Daylilies aren’t usually grown from seed by gardeners, as they rarely come true—meaning, have the same characteristics as the parent plant.
Deadheading: Remove spent flowers regularly to keep them looking their best. To avoid seed pods from forming, make sure you are getting the entire flower and not just the petals. Deadheading is critical for subsequent flowering in reblooming types. Some say that because of the number of blooms they produce and the fact that they only last one day, deadheading can be a lot of work. (Note: Be careful with the darker purple varieties, they can stain your hands or clothes.)
Maintenance: Remove yellowed or dead foliage from the base by grasping firmly and giving a quick tug. After all blooming is done, plants can be sheared to the level of new growth or 6 to 8 inches from the ground and stems cut back to the base. Keep them watered well and you’ll get decent regrowth in 2 to 4 weeks. For reblooming types, simply removing dead or yellowed leaves is preferred over shearing because new flower stalks may be cut off. In mild climates, plants may remain semi-evergreen, and cutting back should be done in early spring before flower stalks appear.
Soil: Daylilies prefer moist, average to rich, well-drained soil. They will tolerate poor soil, but won’t tolerate poor drainage.
Amendments & fertilizer: Daylilies benefit from a balanced fertilizer and appreciate some extra nitrogen in the spring. Fertilizing once or twice during the growing season (spring) and once in fall will encourage strong growth, larger bloom size, and winter hardiness.
Watering: They will perform best with consistent watering—about 1 inch per day. It is important to water plants regularly in spring when scapes and buds are forming and also while blooming.
Dividing: Sparse flowering can be a sign of overcrowding. Dig up and divide clumps every 3 to 4 years, or every 2 years for reblooming types. Dig them up in early spring before blooming or late summer after blooming.

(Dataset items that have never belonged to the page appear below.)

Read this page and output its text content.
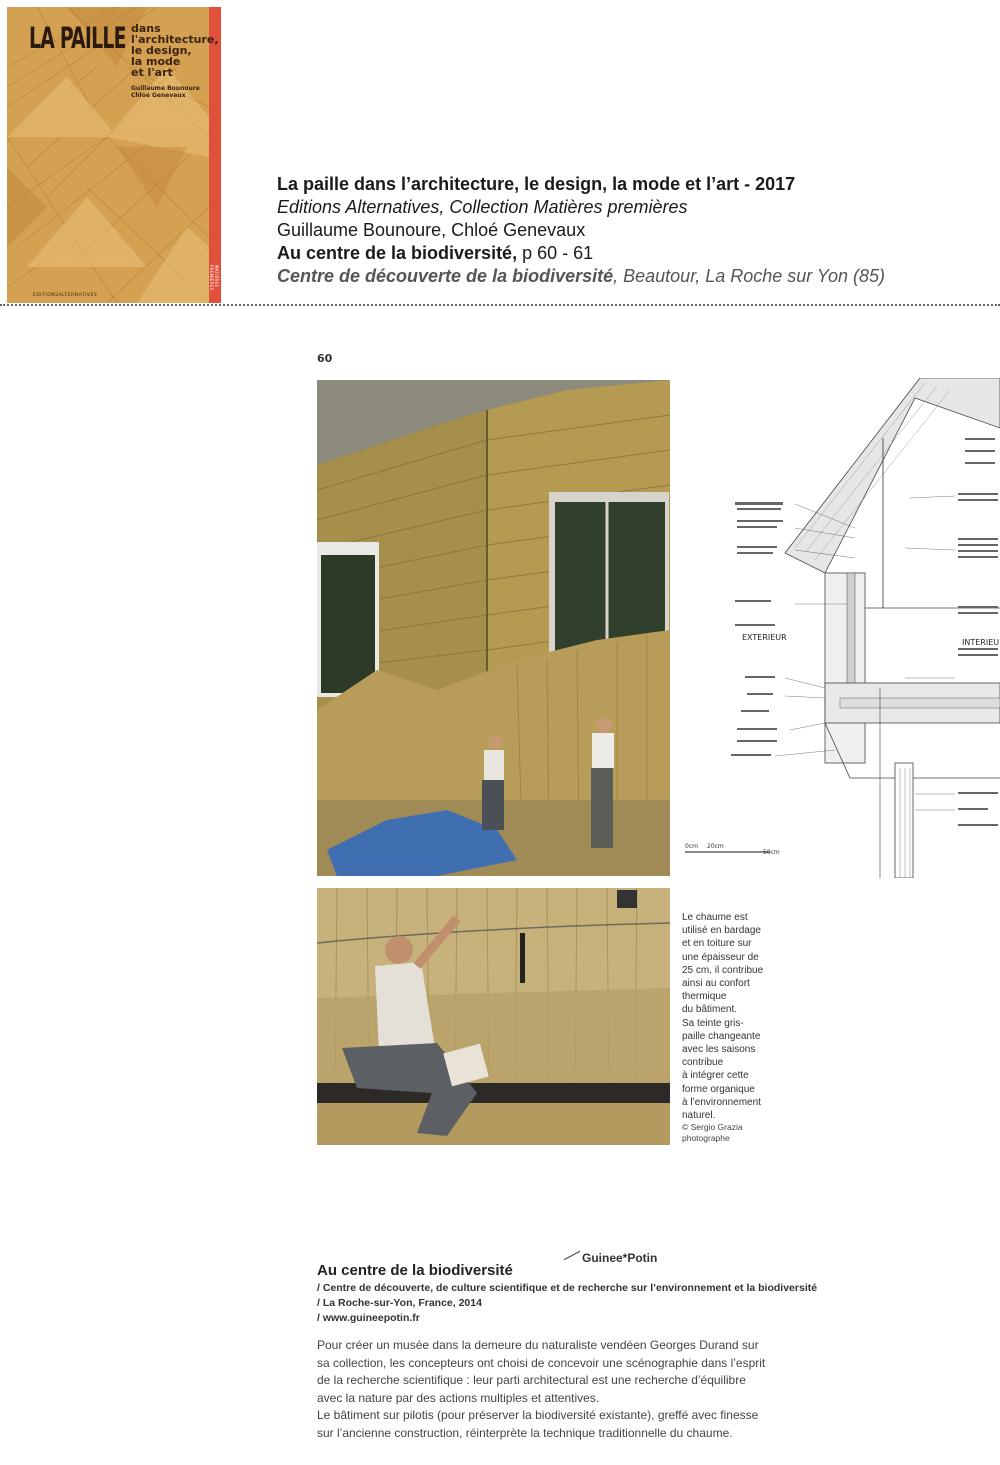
MATIÈRES PREMIÈRES
LA PAILLE dans
l'architecture,
le design,
la mode
et l'art
Guillaume Bounoure
Chloé Genevaux
ÉDITIONSALTERNATIVES
La paille dans l’architecture, le design, la mode et l’art - 2017
Editions Alternatives, Collection Matières premières
Guillaume Bounoure, Chloé Genevaux
Au centre de la biodiversité, p 60 - 61
Centre de découverte de la biodiversité, Beautour, La Roche sur Yon (85)
60
EXTERIEUR
INTERIEU
0cm 20cm
50cm
Le chaume est
utilisé en bardage
et en toiture sur
une épaisseur de
25 cm, il contribue
ainsi au confort
thermique
du bâtiment.
Sa teinte gris-
paille changeante
avec les saisons
contribue
à intégrer cette
forme organique
à l’environnement
naturel.
© Sergio Grazia
photographe
Au centre de la biodiversité
Guinee*Potin
/ Centre de découverte, de culture scientifique et de recherche sur l’environnement et la biodiversité
/ La Roche-sur-Yon, France, 2014
/ www.guineepotin.fr
Pour créer un musée dans la demeure du naturaliste vendéen Georges Durand sur
sa collection, les concepteurs ont choisi de concevoir une scénographie dans l’esprit
de la recherche scientifique : leur parti architectural est une recherche d’équilibre
avec la nature par des actions multiples et attentives.
Le bâtiment sur pilotis (pour préserver la biodiversité existante), greffé avec finesse
sur l’ancienne construction, réinterprète la technique traditionnelle du chaume.
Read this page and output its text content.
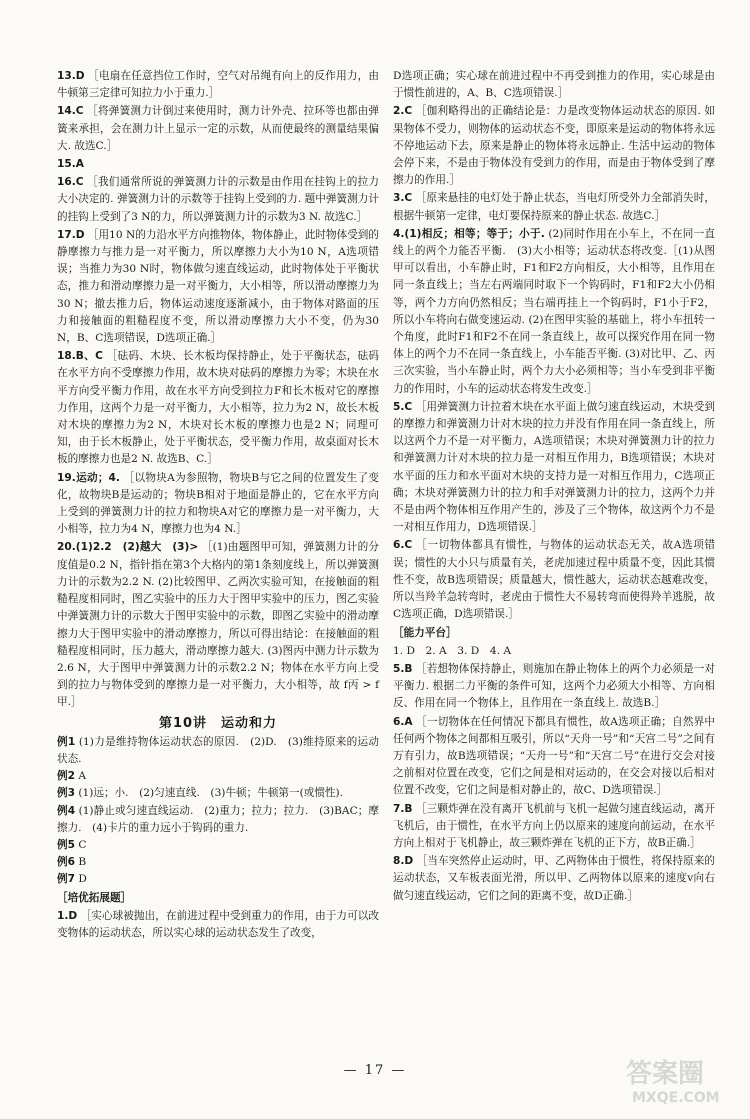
13.D ［电扇在任意挡位工作时，空气对吊绳有向上的反作用力，由牛顿第三定律可知拉力小于重力.］

14.C ［将弹簧测力计倒过来使用时，测力计外壳、拉环等也都由弹簧来承担，会在测力计上显示一定的示数，从而使最终的测量结果偏大. 故选C.］

15.A

16.C ［我们通常所说的弹簧测力计的示数是由作用在挂钩上的拉力大小决定的. 弹簧测力计的示数等于挂钩上受到的力. 题中弹簧测力计的挂钩上受到了3 N的力，所以弹簧测力计的示数为3 N. 故选C.］

17.D ［用10 N的力沿水平方向推物体，物体静止，此时物体受到的静摩擦力与推力是一对平衡力，所以摩擦力大小为10 N，A选项错误；当推力为30 N时，物体做匀速直线运动，此时物体处于平衡状态，推力和滑动摩擦力是一对平衡力，大小相等，所以滑动摩擦力为30 N；撤去推力后，物体运动速度逐渐减小，由于物体对路面的压力和接触面的粗糙程度不变，所以滑动摩擦力大小不变，仍为30 N，B、C选项错误，D选项正确.］

18.B、C ［砝码、木块、长木板均保持静止，处于平衡状态，砝码在水平方向不受摩擦力作用，故木块对砝码的摩擦力为零；木块在水平方向受平衡力作用，故在水平方向受到拉力F和长木板对它的摩擦力作用，这两个力是一对平衡力，大小相等，拉力为2 N，故长木板对木块的摩擦力为2 N，木块对长木板的摩擦力也是2 N；同理可知，由于长木板静止，处于平衡状态，受平衡力作用，故桌面对长木板的摩擦力也是2 N. 故选B、C.］

19.运动；4. ［以物块A为参照物，物块B与它之间的位置发生了变化，故物块B是运动的；物块B相对于地面是静止的，它在水平方向上受到的弹簧测力计的拉力和物块A对它的摩擦力是一对平衡力，大小相等，拉力为4 N，摩擦力也为4 N.］

20.(1)2.2　(2)越大　(3)> ［(1)由题图甲可知，弹簧测力计的分度值是0.2 N，指针指在第3个大格内的第1条刻度线上，所以弹簧测力计的示数为2.2 N. (2)比较图甲、乙两次实验可知，在接触面的粗糙程度相同时，图乙实验中的压力大于图甲实验中的压力，图乙实验中弹簧测力计的示数大于图甲实验中的示数，即图乙实验中的滑动摩擦力大于图甲实验中的滑动摩擦力，所以可得出结论：在接触面的粗糙程度相同时，压力越大，滑动摩擦力越大. (3)图丙中测力计示数为2.6 N，大于图甲中弹簧测力计的示数2.2 N；物体在水平方向上受到的拉力与物体受到的摩擦力是一对平衡力，大小相等，故 f丙 > f甲.］

第10讲　运动和力

例1 (1)力是维持物体运动状态的原因.　(2)D.　(3)维持原来的运动状态.

例2 A

例3 (1)远；小.　(2)匀速直线.　(3)牛顿；牛顿第一(或惯性).

例4 (1)静止或匀速直线运动.　(2)重力；拉力；拉力.　(3)BAC；摩擦力.　(4)卡片的重力远小于钩码的重力.

例5 C

例6 B

例7 D

［培优拓展题］

1.D ［实心球被抛出，在前进过程中受到重力的作用，由于力可以改变物体的运动状态，所以实心球的运动状态发生了改变，

D选项正确；实心球在前进过程中不再受到推力的作用，实心球是由于惯性前进的，A、B、C选项错误.］

2.C ［伽利略得出的正确结论是：力是改变物体运动状态的原因. 如果物体不受力，则物体的运动状态不变，即原来是运动的物体将永远不停地运动下去，原来是静止的物体将永远静止. 生活中运动的物体会停下来，不是由于物体没有受到力的作用，而是由于物体受到了摩擦力的作用.］

3.C ［原来悬挂的电灯处于静止状态，当电灯所受外力全部消失时，根据牛顿第一定律，电灯要保持原来的静止状态. 故选C.］

4.(1)相反；相等；等于；小于. (2)同时作用在小车上，不在同一直线上的两个力能否平衡.　(3)大小相等；运动状态将改变.［(1)从图甲可以看出，小车静止时，F1和F2方向相反，大小相等，且作用在同一条直线上；当左右两端同时取下一个钩码时，F1和F2大小仍相等，两个力方向仍然相反；当右端再挂上一个钩码时，F1小于F2，所以小车将向右做变速运动. (2)在图甲实验的基础上，将小车扭转一个角度，此时F1和F2不在同一条直线上，故可以探究作用在同一物体上的两个力不在同一条直线上，小车能否平衡. (3)对比甲、乙、丙三次实验，当小车静止时，两个力大小必须相等；当小车受到非平衡力的作用时，小车的运动状态将发生改变.］

5.C ［用弹簧测力计拉着木块在水平面上做匀速直线运动，木块受到的摩擦力和弹簧测力计对木块的拉力并没有作用在同一条直线上，所以这两个力不是一对平衡力，A选项错误；木块对弹簧测力计的拉力和弹簧测力计对木块的拉力是一对相互作用力，B选项错误；木块对水平面的压力和水平面对木块的支持力是一对相互作用力，C选项正确；木块对弹簧测力计的拉力和手对弹簧测力计的拉力，这两个力并不是由两个物体相互作用产生的，涉及了三个物体，故这两个力不是一对相互作用力，D选项错误.］

6.C ［一切物体都具有惯性，与物体的运动状态无关，故A选项错误；惯性的大小只与质量有关，老虎加速过程中质量不变，因此其惯性不变，故B选项错误；质量越大，惯性越大，运动状态越难改变，所以当羚羊急转弯时，老虎由于惯性大不易转弯而使得羚羊逃脱，故C选项正确，D选项错误.］

［能力平台］

1. D　2. A　3. D　4. A

5.B ［若想物体保持静止，则施加在静止物体上的两个力必须是一对平衡力. 根据二力平衡的条件可知，这两个力必须大小相等、方向相反、作用在同一个物体上，且作用在一条直线上. 故选B.］

6.A ［一切物体在任何情况下都具有惯性，故A选项正确；自然界中任何两个物体之间都相互吸引，所以“天舟一号”和“天宫二号”之间有万有引力，故B选项错误；“天舟一号”和“天宫二号”在进行交会对接之前相对位置在改变，它们之间是相对运动的，在交会对接以后相对位置不改变，它们之间是相对静止的，故C、D选项错误.］

7.B ［三颗炸弹在没有离开飞机前与飞机一起做匀速直线运动，离开飞机后，由于惯性，在水平方向上仍以原来的速度向前运动，在水平方向上相对于飞机静止，故三颗炸弹在飞机的正下方，故B正确.］

8.D ［当车突然停止运动时，甲、乙两物体由于惯性，将保持原来的运动状态，又车板表面光滑，所以甲、乙两物体以原来的速度v向右做匀速直线运动，它们之间的距离不变，故D正确.］

— 17 —	答案圈
MXQE.COM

Cut or pull the crowns apart carefully and replant.
Pests & diseases: Although seldom bothered by pests, aphids, spider mites or thrips may attack flower buds or foliage. Slugs and snails can also be attracted to tender foliage. If daylily rust (a fungus that damages foliage) is a problem, you may want to consult a local nursery for rust-resistant types to grow in your area.

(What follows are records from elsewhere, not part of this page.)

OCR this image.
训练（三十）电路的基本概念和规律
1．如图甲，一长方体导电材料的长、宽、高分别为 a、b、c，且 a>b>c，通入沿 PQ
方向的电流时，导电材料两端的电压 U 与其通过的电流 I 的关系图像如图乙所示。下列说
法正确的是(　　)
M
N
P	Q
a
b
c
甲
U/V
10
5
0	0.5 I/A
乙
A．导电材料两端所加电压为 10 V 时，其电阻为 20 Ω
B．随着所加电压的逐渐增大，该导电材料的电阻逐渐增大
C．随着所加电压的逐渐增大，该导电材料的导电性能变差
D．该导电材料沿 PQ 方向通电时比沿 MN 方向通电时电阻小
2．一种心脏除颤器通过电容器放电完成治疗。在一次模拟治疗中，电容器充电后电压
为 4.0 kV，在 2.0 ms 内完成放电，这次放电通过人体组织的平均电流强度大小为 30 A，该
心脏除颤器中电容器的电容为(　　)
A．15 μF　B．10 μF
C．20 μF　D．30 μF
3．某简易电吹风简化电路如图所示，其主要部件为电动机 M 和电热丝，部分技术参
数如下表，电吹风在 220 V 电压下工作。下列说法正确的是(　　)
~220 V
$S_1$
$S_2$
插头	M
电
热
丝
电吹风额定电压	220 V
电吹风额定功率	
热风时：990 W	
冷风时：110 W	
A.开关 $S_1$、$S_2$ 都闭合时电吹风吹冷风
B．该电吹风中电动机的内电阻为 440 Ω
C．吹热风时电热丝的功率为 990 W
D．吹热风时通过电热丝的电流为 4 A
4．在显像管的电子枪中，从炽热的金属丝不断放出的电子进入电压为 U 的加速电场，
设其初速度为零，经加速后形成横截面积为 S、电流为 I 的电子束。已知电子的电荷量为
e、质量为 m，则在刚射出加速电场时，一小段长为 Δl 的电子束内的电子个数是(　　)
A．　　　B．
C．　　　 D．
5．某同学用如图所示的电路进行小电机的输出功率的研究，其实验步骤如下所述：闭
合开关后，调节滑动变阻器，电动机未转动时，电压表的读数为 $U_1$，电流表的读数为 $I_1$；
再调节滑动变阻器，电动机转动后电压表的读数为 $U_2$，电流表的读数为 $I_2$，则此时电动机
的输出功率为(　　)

Deer & rabbits: Daylilies are usually safe from rabbits. However, they are a favorite of deer, so set up deterrents if needed.
- Perfect choice for mass plantings, beds, borders, and meadow gardens.
- For beds or borders, use small-flowered minis at the front edge, large-flowered mid-height varieties in the middle, and long-stemmed spider types at the back.
- Small and mini varieties are well-suited for containers.
- Plant unusual, distinctive varieties up close where you can see them, on a porch or patio.
- Plant daylilies with other perennials, annuals, bulbs or shrubs like coneflower, iris, phlox, verbena, yarrow, Shasta daisy, black-eyed Susan, bee balm, or ‘Autumn Joy’ sedum.
- Use daylilies in cut flower arrangements. Individual flowers will only last a day, but buds along the scape will continue to open.